It hurts damn much, sampai Ade hampir menghabiskan satu pack tisu berisi 250 lembar, padahal Squidward hanya butuh 4 lembar.

Waktu digoda Ibu, Ade selalu protes dengan matanya yang bengkak. "Bu, ini anak ceweknya lagi galau kok makin dibuat nangis?"

Mungkin kesannya over, tapi percayalah Ade terus menggalau selama 3 bulan. Dan tiap kali Juna datang ke rumah, Ade akan selalu menanyakan pertanyaan yang sama.

"Mas nggak dateng, A?"

Nampaknya Juna cukup peka untuk hal itu. Jadi di semester ketiga setelah TPB* usai, Juna selalu datang bersama dengan Dimas.

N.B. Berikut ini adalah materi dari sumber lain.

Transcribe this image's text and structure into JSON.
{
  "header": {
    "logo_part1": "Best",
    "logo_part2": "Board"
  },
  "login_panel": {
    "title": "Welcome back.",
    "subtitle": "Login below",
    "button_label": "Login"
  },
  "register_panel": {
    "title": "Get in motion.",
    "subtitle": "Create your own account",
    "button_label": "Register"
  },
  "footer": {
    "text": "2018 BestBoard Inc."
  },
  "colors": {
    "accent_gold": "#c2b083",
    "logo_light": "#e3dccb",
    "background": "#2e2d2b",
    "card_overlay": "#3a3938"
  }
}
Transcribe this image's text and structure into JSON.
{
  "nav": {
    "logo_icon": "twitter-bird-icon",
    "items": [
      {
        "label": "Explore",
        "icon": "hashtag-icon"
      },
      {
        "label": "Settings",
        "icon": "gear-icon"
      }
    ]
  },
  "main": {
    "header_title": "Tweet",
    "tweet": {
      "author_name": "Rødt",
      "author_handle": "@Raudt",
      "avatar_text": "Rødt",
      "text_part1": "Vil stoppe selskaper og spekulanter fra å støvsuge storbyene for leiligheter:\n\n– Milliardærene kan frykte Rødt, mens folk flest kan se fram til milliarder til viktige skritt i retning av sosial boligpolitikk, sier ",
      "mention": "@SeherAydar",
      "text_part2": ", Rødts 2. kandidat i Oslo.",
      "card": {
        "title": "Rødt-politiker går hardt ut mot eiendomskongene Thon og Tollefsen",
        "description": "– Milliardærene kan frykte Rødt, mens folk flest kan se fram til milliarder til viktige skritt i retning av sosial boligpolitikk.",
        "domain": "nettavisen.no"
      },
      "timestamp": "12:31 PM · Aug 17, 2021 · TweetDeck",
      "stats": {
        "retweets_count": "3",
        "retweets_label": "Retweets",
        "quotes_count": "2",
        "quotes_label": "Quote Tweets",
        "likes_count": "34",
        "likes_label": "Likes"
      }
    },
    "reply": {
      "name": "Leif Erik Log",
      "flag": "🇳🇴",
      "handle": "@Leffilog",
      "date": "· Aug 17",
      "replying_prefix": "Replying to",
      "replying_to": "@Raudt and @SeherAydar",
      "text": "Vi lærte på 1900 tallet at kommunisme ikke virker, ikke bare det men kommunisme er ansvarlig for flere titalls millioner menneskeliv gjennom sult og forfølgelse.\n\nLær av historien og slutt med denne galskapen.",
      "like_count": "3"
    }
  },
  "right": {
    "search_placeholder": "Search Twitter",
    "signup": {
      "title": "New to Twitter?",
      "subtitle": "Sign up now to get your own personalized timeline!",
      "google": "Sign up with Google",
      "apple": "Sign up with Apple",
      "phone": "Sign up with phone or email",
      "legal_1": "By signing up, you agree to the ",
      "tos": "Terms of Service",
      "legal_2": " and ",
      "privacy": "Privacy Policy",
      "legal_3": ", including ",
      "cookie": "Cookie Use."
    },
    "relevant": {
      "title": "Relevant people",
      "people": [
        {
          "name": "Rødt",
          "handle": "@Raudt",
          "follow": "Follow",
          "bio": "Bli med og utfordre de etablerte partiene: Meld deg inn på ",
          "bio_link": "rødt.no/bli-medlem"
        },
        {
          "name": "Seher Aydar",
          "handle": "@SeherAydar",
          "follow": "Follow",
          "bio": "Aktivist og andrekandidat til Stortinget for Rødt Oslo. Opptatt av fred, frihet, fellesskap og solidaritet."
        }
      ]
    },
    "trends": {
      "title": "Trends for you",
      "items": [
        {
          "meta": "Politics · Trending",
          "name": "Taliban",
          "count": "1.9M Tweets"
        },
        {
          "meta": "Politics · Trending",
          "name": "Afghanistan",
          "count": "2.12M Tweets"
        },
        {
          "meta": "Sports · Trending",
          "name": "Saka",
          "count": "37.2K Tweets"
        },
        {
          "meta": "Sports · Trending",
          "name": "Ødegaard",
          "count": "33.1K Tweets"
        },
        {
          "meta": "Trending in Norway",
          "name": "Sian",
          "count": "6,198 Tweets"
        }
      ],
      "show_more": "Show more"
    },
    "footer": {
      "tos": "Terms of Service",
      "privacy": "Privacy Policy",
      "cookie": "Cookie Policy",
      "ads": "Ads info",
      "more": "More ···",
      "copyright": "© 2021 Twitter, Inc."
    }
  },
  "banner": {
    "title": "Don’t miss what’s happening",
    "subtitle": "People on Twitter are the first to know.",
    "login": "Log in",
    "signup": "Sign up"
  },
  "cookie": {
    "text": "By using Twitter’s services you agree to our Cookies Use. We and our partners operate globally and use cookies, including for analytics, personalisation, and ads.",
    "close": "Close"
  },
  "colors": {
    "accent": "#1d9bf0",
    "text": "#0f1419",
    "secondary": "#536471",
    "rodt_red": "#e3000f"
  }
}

(*TPB: Tahun Persiapan Bersama.)

Rezeki nggak kemana memang buat Ade. Terutama di situ saat di mana Ade harus mulai menimang soal kuliah dan tetek bengeknya.

Dengan munculnya lagi sosok senpai kesayangannya, Dimas, Ade mulai menuliskan satu institut sebagai targetnya untuk melanjutkan ke jenjang pendidikan berikutnya.

Dengan perjuangan mempertahankan nilai rapor, Ade akhirnya sampai pada tingkat di mana dia benar-benar harus membulatkan pilihannya.

"Pokoknya aku mau nembak kampus yang sama kayak Aa Juna."

"Lo masuk juga gara-gara Dimas di sana, kan?"

Dimas hanya tertawa mendengar adu mulut kecil antara Juna dan Ade hari itu. Ade jelas saja malu karena itu. Tapi kemudian dia merasa perlu bersujud begitu Dimas tiba-tiba menawarkan untuk mengajarinya.

"Bisa bantu dikitlah. Tapi nggak janji bakal lulus."

"Masalah lulus belakangan aja, Mas. Yang penting usaha dulu." Itu balasan yang Ade berikan pada Dimas.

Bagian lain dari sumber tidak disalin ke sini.